Tubulin-Binding Region Modulates Cholesterol-Triggered Aggregation of Tau Proteins.

Abstract

A hallmark of Alzheimer disease (AD) and tauopathies, severe neurodegenerative diseases, is the progressive aggregation of Tau, also known as microtubule-associated Tau protein. Full-length Tau_1-441, also known as 2N4R, contains two N-terminal inserts that bind to tubulin. This facilitates the self-assembly of tubulin simultaneously enhancing stability of cell microtubules. Other Tau isoforms have one (1N4R) or zero (0N4R) N-terminal inserts, which makes 2N4R Tau more and 0N4R less effective in promoting microtubule self-assembly. A growing body of evidence indicates that lipids can alter the aggregation rate of Tau isoforms.
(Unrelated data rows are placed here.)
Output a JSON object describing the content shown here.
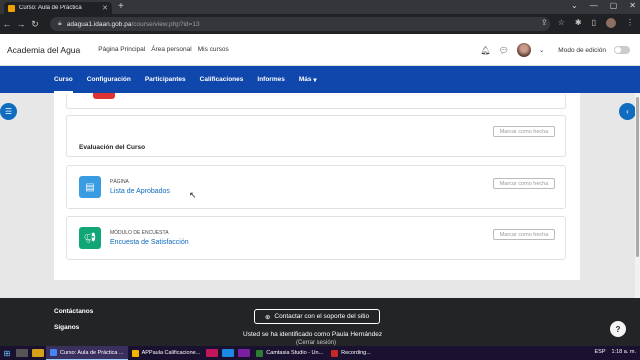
{
  "browser": {
    "tab_title": "Curso: Aula de Práctica",
    "new_tab": "+",
    "url_domain": "adagua1.idaan.gob.pa",
    "url_path": "/course/view.php?id=13"
  },
  "site": {
    "brand": "Academia del Agua",
    "links": [
      "Página Principal",
      "Área personal",
      "Mis cursos"
    ],
    "edit_mode": "Modo de edición"
  },
  "course_nav": {
    "items": [
      "Curso",
      "Configuración",
      "Participantes",
      "Calificaciones",
      "Informes",
      "Más"
    ],
    "more_caret": "▾"
  },
  "content": {
    "mark_done": "Marcar como hecha",
    "section_title": "Evaluación del Curso",
    "activities": [
      {
        "type": "PÁGINA",
        "name": "Lista de Aprobados",
        "icon": "page-icon",
        "color": "#399be2"
      },
      {
        "type": "MÓDULO DE ENCUESTA",
        "name": "Encuesta de Satisfacción",
        "icon": "megaphone-icon",
        "color": "#11a676"
      }
    ]
  },
  "footer": {
    "contact": "Contáctanos",
    "follow": "Síganos",
    "support_button": "Contactar con el soporte del sitio",
    "logged_in": "Usted se ha identificado como Paula Hernández",
    "logout": "(Cerrar sesión)",
    "help": "?"
  },
  "taskbar": {
    "items": [
      {
        "label": "Curso: Aula de Práctica ...",
        "color": "#4285f4",
        "active": true
      },
      {
        "label": "APPaula Calificacione...",
        "color": "#f4b400",
        "active": false
      },
      {
        "label": "Camtasia Studio - Un...",
        "color": "#2e7d32",
        "active": false
      },
      {
        "label": "Recording...",
        "color": "#c62828",
        "active": false
      }
    ],
    "lang": "ESP",
    "time": "1:18 a. m."
  }
}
However, the role of N-terminal inserts in Tau-lipid interactions remains unclear. In this study, we utilized a set of biophysical methods to determine the extent to which N-terminal inserts alter interactions of Tau isoforms with cholesterol, one of the most important lipids in plasma membranes. Our results showed that 2 N insert prevents amyloid-driven aggregation of Tau at the physiological concentration of cholesterol, while the absence of this N-terminal repeat (1N4R and 0N4R Tau) resulted in the self-assembly of Tau into toxic amyloid fibrils. We also found that the presence of cholesterol in the lipid bilayers caused a significant increase in the cytotoxicity of 1N4R and 0N4R Tau to neurons. This effect was not observed for 2N4R Tau fibrils formed in the presence of lipid membranes with low, physiological, and elevated concentrations of cholesterol. Using molecular assays, we found that Tau aggregates primarily exert cytotoxicity by damaging cell endosomes, endoplasmic reticulum, and mitochondria.